Luego me volví y fui hacia el portal mientras a ellos se los tragaba la primera luz, líquida y espectral, de aquella mañana de noviembre.

12

Chiti estaba sentado en el sillón de costumbre. El del insomnio y el dolor de cabeza. El del despertar de los sueños, o de las pesadillas, del peso fláccido de otro día que estaba a punto de comenzar. Aquel en que la angustia de la locura gruñía con los ojos enrojecidos y aterradores del mastín de los Baskerville, visto tantos años antes, de niño, en una película.

Esa mañana era diferente.

Reinaba una sensación extraña y desconocida de ingravidez mientras las notas de la polonesa N.° 6, la Heroica, se deslizaban casi líquidas en el silencio de la casa desierta. No a bajo volumen, esta vez. Las habitaciones austeras, iguales a aquellos cuartos atemorizantes y vacíos de su infancia, eran inundadas por la música y parecían cobrar vida. Como si fantasmas benévolos se hubieran despertado y se hubieran levantado para descubrir qué pasaba.

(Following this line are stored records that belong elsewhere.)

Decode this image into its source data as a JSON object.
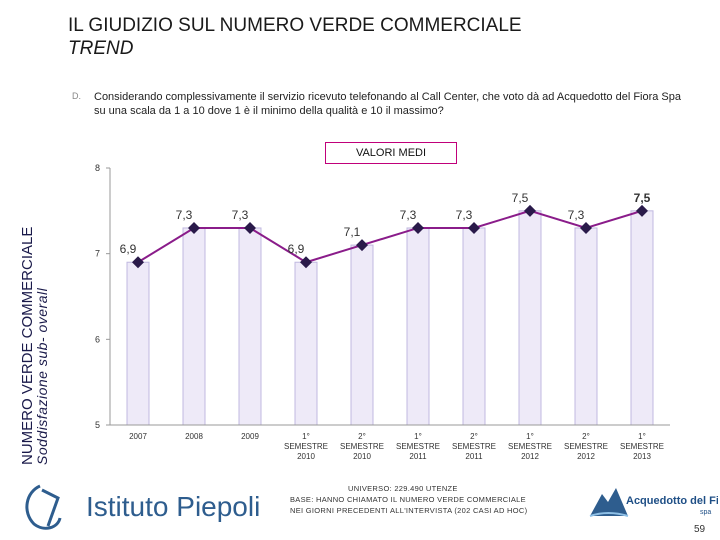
{
  "header": {
    "title": "IL GIUDIZIO SUL NUMERO VERDE COMMERCIALE",
    "subtitle": "TREND"
  },
  "question": {
    "icon": "D.",
    "text": "Considerando complessivamente il servizio ricevuto telefonando al Call Center, che voto dà ad Acquedotto del Fiora Spa su una scala da 1 a 10 dove 1 è il minimo della qualità e 10 il massimo?"
  },
  "valori_label": "VALORI MEDI",
  "side_label": {
    "line1": "NUMERO VERDE COMMERCIALE",
    "line2": "Soddisfazione sub- overall"
  },
  "chart_data": {
    "type": "bar",
    "title": "VALORI MEDI",
    "categories": [
      [
        "2007"
      ],
      [
        "2008"
      ],
      [
        "2009"
      ],
      [
        "1°",
        "SEMESTRE",
        "2010"
      ],
      [
        "2°",
        "SEMESTRE",
        "2010"
      ],
      [
        "1°",
        "SEMESTRE",
        "2011"
      ],
      [
        "2°",
        "SEMESTRE",
        "2011"
      ],
      [
        "1°",
        "SEMESTRE",
        "2012"
      ],
      [
        "2°",
        "SEMESTRE",
        "2012"
      ],
      [
        "1°",
        "SEMESTRE",
        "2013"
      ]
    ],
    "values": [
      6.9,
      7.3,
      7.3,
      6.9,
      7.1,
      7.3,
      7.3,
      7.5,
      7.3,
      7.5
    ],
    "value_labels": [
      "6,9",
      "7,3",
      "7,3",
      "6,9",
      "7,1",
      "7,3",
      "7,3",
      "7,5",
      "7,3",
      "7,5"
    ],
    "ylim": [
      5,
      8
    ],
    "yticks": [
      5,
      6,
      7,
      8
    ],
    "xlabel": "",
    "ylabel": "",
    "colors": {
      "bar_fill": "#eeeaf8",
      "bar_edge": "#c0b8e0",
      "line": "#8a1c8a",
      "marker": "#2a1a4a",
      "axis": "#999999",
      "label": "#333333"
    }
  },
  "footer": {
    "logo_text": "Istituto Piepoli",
    "right_logo_text": "Acquedotto del Fiora",
    "right_logo_sub": "spa",
    "note_line1": "UNIVERSO: 229.490 UTENZE",
    "note_line2": "BASE: HANNO CHIAMATO IL NUMERO VERDE COMMERCIALE",
    "note_line3": "NEI GIORNI PRECEDENTI ALL'INTERVISTA (202 CASI AD HOC)",
    "page_number": "59"
  }
}
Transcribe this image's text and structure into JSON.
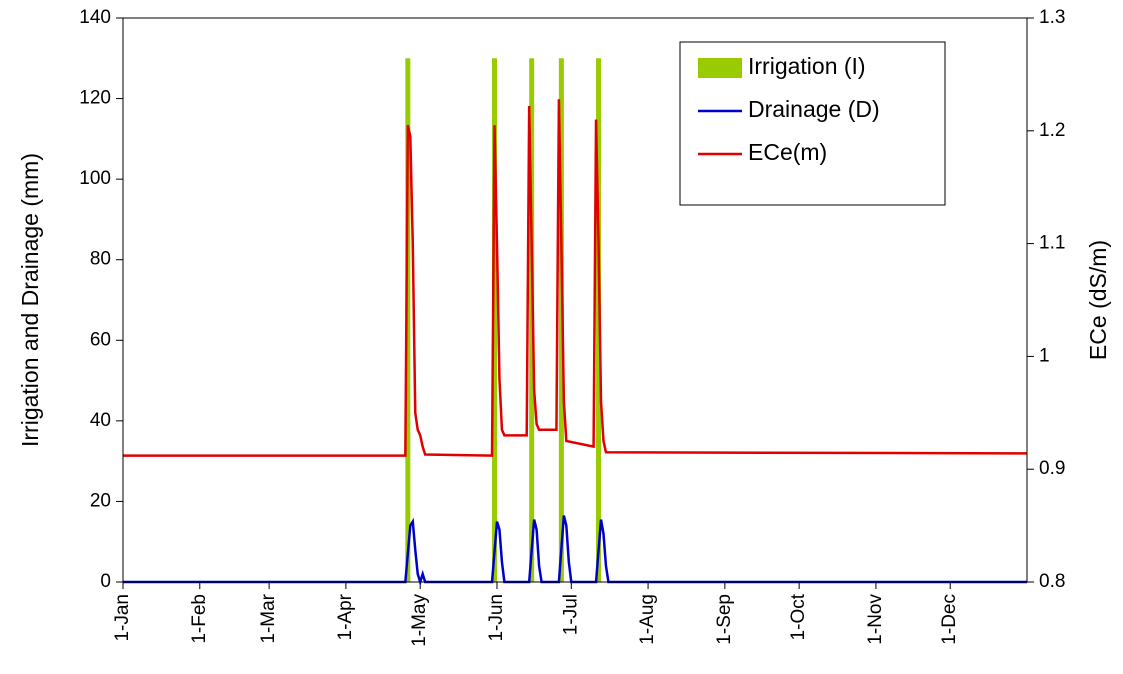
{
  "chart_data": {
    "type": "combo",
    "y_label": "Irrigation and Drainage (mm)",
    "y2_label": "ECe (dS/m)",
    "xlim": [
      0,
      365
    ],
    "xticks": [
      {
        "value": 0,
        "label": "1-Jan"
      },
      {
        "value": 31,
        "label": "1-Feb"
      },
      {
        "value": 59,
        "label": "1-Mar"
      },
      {
        "value": 90,
        "label": "1-Apr"
      },
      {
        "value": 120,
        "label": "1-May"
      },
      {
        "value": 151,
        "label": "1-Jun"
      },
      {
        "value": 181,
        "label": "1-Jul"
      },
      {
        "value": 212,
        "label": "1-Aug"
      },
      {
        "value": 243,
        "label": "1-Sep"
      },
      {
        "value": 273,
        "label": "1-Oct"
      },
      {
        "value": 304,
        "label": "1-Nov"
      },
      {
        "value": 334,
        "label": "1-Dec"
      }
    ],
    "ylim": [
      0,
      140
    ],
    "yticks": [
      0,
      20,
      40,
      60,
      80,
      100,
      120,
      140
    ],
    "y2lim": [
      0.8,
      1.3
    ],
    "y2ticks": [
      0.8,
      0.9,
      1,
      1.1,
      1.2,
      1.3
    ],
    "legend": "upper right",
    "series": [
      {
        "name": "Irrigation (I)",
        "type": "bar",
        "color": "#99cc00",
        "x": [
          115,
          150,
          165,
          177,
          192
        ],
        "values": [
          130,
          130,
          130,
          130,
          130
        ]
      },
      {
        "name": "Drainage (D)",
        "type": "line",
        "color": "#0000cc",
        "x": [
          0,
          114,
          116,
          117,
          118,
          119,
          120,
          121,
          122,
          149,
          151,
          152,
          153,
          154,
          164,
          166,
          167,
          168,
          169,
          176,
          178,
          179,
          180,
          181,
          191,
          193,
          194,
          195,
          196,
          365
        ],
        "values": [
          0,
          0,
          14,
          15,
          8,
          2,
          0,
          2,
          0,
          0,
          15,
          13,
          5,
          0,
          0,
          15.5,
          13,
          4,
          0,
          0,
          16.5,
          14,
          5,
          0,
          0,
          15.5,
          12,
          4,
          0,
          0
        ]
      },
      {
        "name": "ECe(m)",
        "type": "line",
        "color": "#e00000",
        "axis": "y2",
        "x": [
          0,
          114,
          115,
          116,
          117,
          118,
          119,
          120,
          121,
          122,
          149,
          150,
          151,
          152,
          153,
          154,
          163,
          164,
          165,
          166,
          167,
          168,
          175,
          176,
          177,
          178,
          179,
          190,
          191,
          192,
          193,
          194,
          195,
          365
        ],
        "values": [
          0.912,
          0.912,
          1.205,
          1.195,
          1.1,
          0.95,
          0.935,
          0.93,
          0.92,
          0.913,
          0.912,
          1.205,
          1.1,
          0.98,
          0.935,
          0.93,
          0.93,
          1.222,
          1.1,
          0.97,
          0.94,
          0.935,
          0.935,
          1.228,
          1.1,
          0.96,
          0.925,
          0.92,
          1.21,
          1.1,
          0.96,
          0.925,
          0.915,
          0.914
        ]
      }
    ]
  }
}
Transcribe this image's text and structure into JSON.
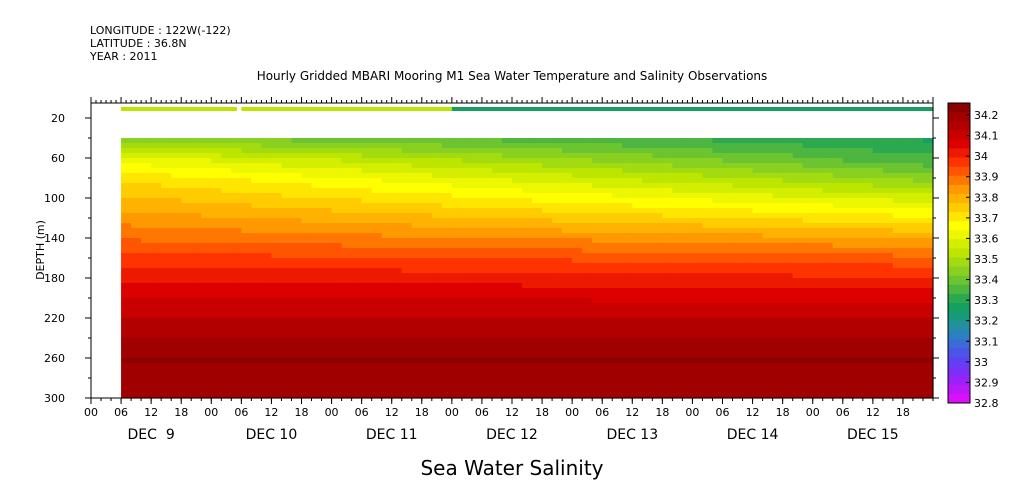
{
  "header": {
    "longitude": "LONGITUDE : 122W(-122)",
    "latitude": "LATITUDE : 36.8N",
    "year": "YEAR : 2011"
  },
  "chart_data": {
    "type": "heatmap",
    "title": "Hourly Gridded MBARI Mooring M1 Sea Water Temperature and Salinity Observations",
    "xlabel": "Sea Water Salinity",
    "ylabel": "DEPTH (m)",
    "y_ticks": [
      20,
      60,
      100,
      140,
      180,
      220,
      260,
      300
    ],
    "y_range": [
      5,
      300
    ],
    "y_inverted": true,
    "x_range_hours": [
      0,
      168
    ],
    "x_hour_ticks": [
      "00",
      "06",
      "12",
      "18",
      "00",
      "06",
      "12",
      "18",
      "00",
      "06",
      "12",
      "18",
      "00",
      "06",
      "12",
      "18",
      "00",
      "06",
      "12",
      "18",
      "00",
      "06",
      "12",
      "18",
      "00",
      "06",
      "12",
      "18"
    ],
    "x_day_labels": [
      "DEC  9",
      "DEC 10",
      "DEC 11",
      "DEC 12",
      "DEC 13",
      "DEC 14",
      "DEC 15"
    ],
    "colorbar": {
      "levels": [
        "34.2",
        "34.1",
        "34",
        "33.9",
        "33.8",
        "33.7",
        "33.6",
        "33.5",
        "33.4",
        "33.3",
        "33.2",
        "33.1",
        "33",
        "32.9",
        "32.8"
      ],
      "range": [
        32.8,
        34.25
      ],
      "colors": [
        "#8b0000",
        "#a00000",
        "#b20000",
        "#c80000",
        "#dc0000",
        "#ee1a00",
        "#ff3300",
        "#ff5500",
        "#ff7700",
        "#ff9900",
        "#ffb300",
        "#ffcc00",
        "#ffe600",
        "#ffff00",
        "#ecf700",
        "#d4ee00",
        "#bce600",
        "#a2dc10",
        "#8ad020",
        "#6cc430",
        "#4cb640",
        "#2ca850",
        "#14a060",
        "#189a7a",
        "#2290a0",
        "#2c80c0",
        "#3c6ad8",
        "#4d55e8",
        "#6040f2",
        "#7a30f6",
        "#9a22f8",
        "#ba18fa",
        "#d810fc"
      ]
    },
    "data_start_hour": 6,
    "surface_sensor": {
      "depth_range": [
        9,
        13
      ],
      "gap_hours": [
        29,
        30
      ],
      "value_before_dec12": 33.52,
      "value_after_dec12": 33.28
    },
    "profile_depths": [
      40,
      60,
      80,
      100,
      120,
      140,
      160,
      180,
      200,
      220,
      240,
      260,
      280,
      300
    ],
    "profile_salinity_dec9": [
      33.45,
      33.62,
      33.72,
      33.78,
      33.84,
      33.9,
      33.97,
      34.03,
      34.08,
      34.13,
      34.17,
      34.21,
      34.19,
      34.18
    ],
    "profile_salinity_dec13": [
      33.28,
      33.34,
      33.45,
      33.58,
      33.7,
      33.82,
      33.92,
      34.0,
      34.07,
      34.13,
      34.17,
      34.21,
      34.19,
      34.18
    ]
  }
}
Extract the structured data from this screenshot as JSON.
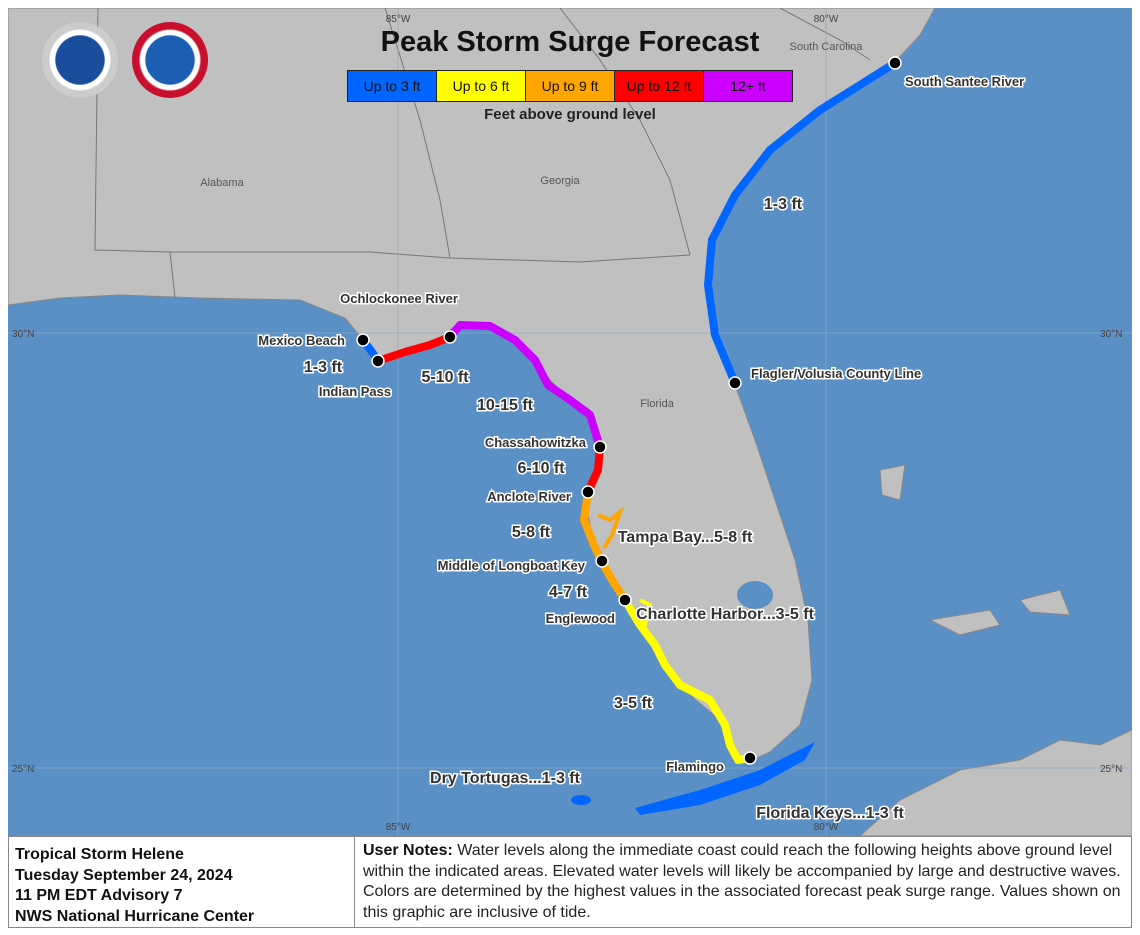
{
  "title": "Peak Storm Surge Forecast",
  "legend": {
    "items": [
      {
        "label": "Up to 3 ft",
        "color": "#0066ff"
      },
      {
        "label": "Up to 6 ft",
        "color": "#ffff00"
      },
      {
        "label": "Up to 9 ft",
        "color": "#ffa500"
      },
      {
        "label": "Up to 12 ft",
        "color": "#ff0000"
      },
      {
        "label": "12+ ft",
        "color": "#cc00ff"
      }
    ],
    "subtitle": "Feet above ground level"
  },
  "logos": {
    "noaa": "NOAA",
    "nws": "NATIONAL WEATHER SERVICE"
  },
  "grid": {
    "lon1": "85°W",
    "lon2": "80°W",
    "lat1": "30°N",
    "lat2": "25°N"
  },
  "states": {
    "alabama": "Alabama",
    "georgia": "Georgia",
    "south_carolina": "South Carolina",
    "florida": "Florida"
  },
  "points": {
    "mexico_beach": "Mexico Beach",
    "indian_pass": "Indian Pass",
    "ochlockonee": "Ochlockonee River",
    "chassahowitzka": "Chassahowitzka",
    "anclote": "Anclote River",
    "longboat": "Middle of Longboat Key",
    "englewood": "Englewood",
    "flamingo": "Flamingo",
    "flagler": "Flagler/Volusia County Line",
    "santee": "South Santee River"
  },
  "ranges": {
    "r1": "1-3 ft",
    "r2": "5-10 ft",
    "r3": "10-15 ft",
    "r4": "6-10 ft",
    "r5": "5-8 ft",
    "r6": "4-7 ft",
    "r7": "3-5 ft",
    "r8": "1-3 ft",
    "tampa": "Tampa Bay...5-8 ft",
    "charlotte": "Charlotte Harbor...3-5 ft",
    "tortugas": "Dry Tortugas...1-3 ft",
    "keys": "Florida Keys...1-3 ft"
  },
  "footer": {
    "storm": "Tropical Storm Helene",
    "date": "Tuesday September 24, 2024",
    "advisory": "11 PM EDT Advisory 7",
    "center": "NWS National Hurricane Center",
    "notes_label": "User Notes:",
    "notes": "Water levels along the immediate coast could reach the following heights above ground level within the indicated areas. Elevated water levels will likely be accompanied by large and destructive waves. Colors are determined by the highest values in the associated forecast peak surge range. Values shown on this graphic are inclusive of tide."
  }
}
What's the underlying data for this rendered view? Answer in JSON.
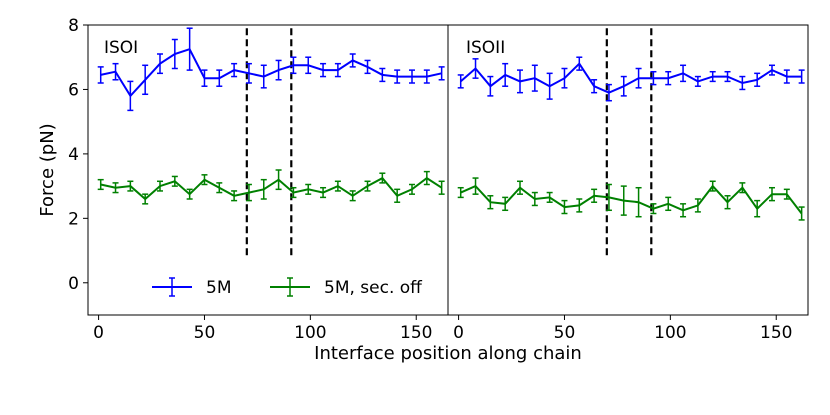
{
  "figure": {
    "xlabel": "Interface position along chain",
    "ylabel": "Force (pN)"
  },
  "chart_data": [
    {
      "type": "line",
      "panel_label": "ISOI",
      "xlabel": "Interface position along chain",
      "ylabel": "Force (pN)",
      "xlim": [
        -5,
        165
      ],
      "ylim": [
        -1,
        8
      ],
      "x_ticks": [
        0,
        50,
        100,
        150
      ],
      "y_ticks": [
        0,
        2,
        4,
        6,
        8
      ],
      "vlines": [
        70,
        91
      ],
      "legend": {
        "position": "bottom-left"
      },
      "series": [
        {
          "name": "5M",
          "color": "#0000ff",
          "x": [
            1,
            8,
            15,
            22,
            29,
            36,
            43,
            50,
            57,
            64,
            71,
            78,
            85,
            92,
            99,
            106,
            113,
            120,
            127,
            134,
            141,
            148,
            155,
            162
          ],
          "y": [
            6.45,
            6.55,
            5.8,
            6.3,
            6.8,
            7.1,
            7.25,
            6.35,
            6.35,
            6.6,
            6.5,
            6.4,
            6.6,
            6.75,
            6.75,
            6.6,
            6.6,
            6.9,
            6.7,
            6.45,
            6.4,
            6.4,
            6.4,
            6.5
          ],
          "err": [
            0.25,
            0.25,
            0.45,
            0.45,
            0.3,
            0.45,
            0.65,
            0.25,
            0.25,
            0.2,
            0.3,
            0.35,
            0.3,
            0.25,
            0.25,
            0.2,
            0.2,
            0.2,
            0.2,
            0.2,
            0.2,
            0.2,
            0.2,
            0.2
          ]
        },
        {
          "name": "5M, sec. off",
          "color": "#008000",
          "x": [
            1,
            8,
            15,
            22,
            29,
            36,
            43,
            50,
            57,
            64,
            71,
            78,
            85,
            92,
            99,
            106,
            113,
            120,
            127,
            134,
            141,
            148,
            155,
            162
          ],
          "y": [
            3.05,
            2.95,
            3.0,
            2.6,
            3.0,
            3.15,
            2.75,
            3.2,
            2.95,
            2.7,
            2.8,
            2.9,
            3.2,
            2.8,
            2.9,
            2.8,
            3.0,
            2.7,
            3.0,
            3.25,
            2.7,
            2.9,
            3.25,
            2.95
          ],
          "err": [
            0.15,
            0.15,
            0.15,
            0.15,
            0.15,
            0.15,
            0.15,
            0.15,
            0.15,
            0.15,
            0.25,
            0.3,
            0.3,
            0.15,
            0.15,
            0.15,
            0.15,
            0.15,
            0.15,
            0.15,
            0.2,
            0.15,
            0.2,
            0.2
          ]
        }
      ]
    },
    {
      "type": "line",
      "panel_label": "ISOII",
      "xlim": [
        -5,
        165
      ],
      "ylim": [
        -1,
        8
      ],
      "x_ticks": [
        0,
        50,
        100,
        150
      ],
      "y_ticks": [
        0,
        2,
        4,
        6,
        8
      ],
      "vlines": [
        70,
        91
      ],
      "series": [
        {
          "name": "5M",
          "color": "#0000ff",
          "x": [
            1,
            8,
            15,
            22,
            29,
            36,
            43,
            50,
            57,
            64,
            71,
            78,
            85,
            92,
            99,
            106,
            113,
            120,
            127,
            134,
            141,
            148,
            155,
            162
          ],
          "y": [
            6.25,
            6.65,
            6.1,
            6.45,
            6.25,
            6.35,
            6.1,
            6.35,
            6.8,
            6.1,
            5.9,
            6.1,
            6.35,
            6.35,
            6.35,
            6.5,
            6.25,
            6.4,
            6.4,
            6.2,
            6.3,
            6.6,
            6.4,
            6.4
          ],
          "err": [
            0.2,
            0.3,
            0.3,
            0.35,
            0.35,
            0.4,
            0.4,
            0.3,
            0.2,
            0.2,
            0.25,
            0.3,
            0.3,
            0.2,
            0.2,
            0.25,
            0.15,
            0.15,
            0.15,
            0.2,
            0.2,
            0.15,
            0.2,
            0.2
          ]
        },
        {
          "name": "5M, sec. off",
          "color": "#008000",
          "x": [
            1,
            8,
            15,
            22,
            29,
            36,
            43,
            50,
            57,
            64,
            71,
            78,
            85,
            92,
            99,
            106,
            113,
            120,
            127,
            134,
            141,
            148,
            155,
            162
          ],
          "y": [
            2.8,
            3.0,
            2.5,
            2.45,
            2.95,
            2.6,
            2.65,
            2.35,
            2.4,
            2.7,
            2.65,
            2.55,
            2.5,
            2.3,
            2.45,
            2.25,
            2.4,
            3.0,
            2.5,
            2.95,
            2.3,
            2.75,
            2.75,
            2.15
          ],
          "err": [
            0.15,
            0.25,
            0.2,
            0.2,
            0.2,
            0.2,
            0.15,
            0.2,
            0.2,
            0.2,
            0.4,
            0.45,
            0.45,
            0.15,
            0.2,
            0.2,
            0.2,
            0.15,
            0.2,
            0.15,
            0.25,
            0.2,
            0.15,
            0.2
          ]
        }
      ]
    }
  ]
}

Los fotogramas dispersos de aquella noche que estaba a punto de terminar pasaban ante sus ojos como algo que hubiera sucedido a otros. Remoto y extraño.

Sacó del bolsillo el dibujo manoseado y sucio que había conservado durante todos aquellos meses. El espectro al que había perseguido todo aquel tiempo.

Lo miró sin reconocerlo, y pensó que, qué extraño, no le hacía ningún efecto. En él ya no veía nada. Sólo líneas que se enlazaban y se separaban, se condensaban, se cruzaban, se perdían en aquel dibujo ahora carente de vida; en aquella cara ausente y desconocida.

Rompió la hoja, una, dos, tres, cuatro veces hasta que el montoncito de trocitos cortados fue tan pequeño y denso que ya no pudo romperlo más.

Los tiró a la papelera.

Volvió al sillón y pensó por un momento que lo sentía por aquel muchacho. Había recibido una buena paliza y no tenía nada que ver. Al contrario.

Después, incluso ese pensamiento se esfumó. Remoto y extraño.

Pensó que no estaba cansado, que no le dolía la cabeza. Que estaba bien, como no le había ocurrido nunca en la vida, aparte tal vez en la infancia más lejana, cuyas imágenes, sonidos, consistencias, olores están formados por partes iguales con la materia de los recuerdos y la de las fantasías y los sueños.

Luego le invadió un pensamiento doloroso, lancinante y hermosísimo.

Con una sensación de puro vértigo pensó que ahora era libre. Libre de hacer tantas cosas. Libre de irse. Si quisiera.

O también de quedarse. Si quisiera.

Libre.

Fuera, exactamente sobre el mar, frente al cuartel, comenzaba a nacer el día.

13

Francesco no me acusó. No dijo nada de mí. No dijo nada. Se acogió, como se dice, al derecho de no declarar en ninguno de los interrogatorios.

Cuatro meses después de aquella noche lo llevaron a juicio por todos los episodios de violación.

Pero ninguna de las víctimas fue capaz de reconocerlo. Una dijo que podía también ser él y otra que le parecía reconocer la voz.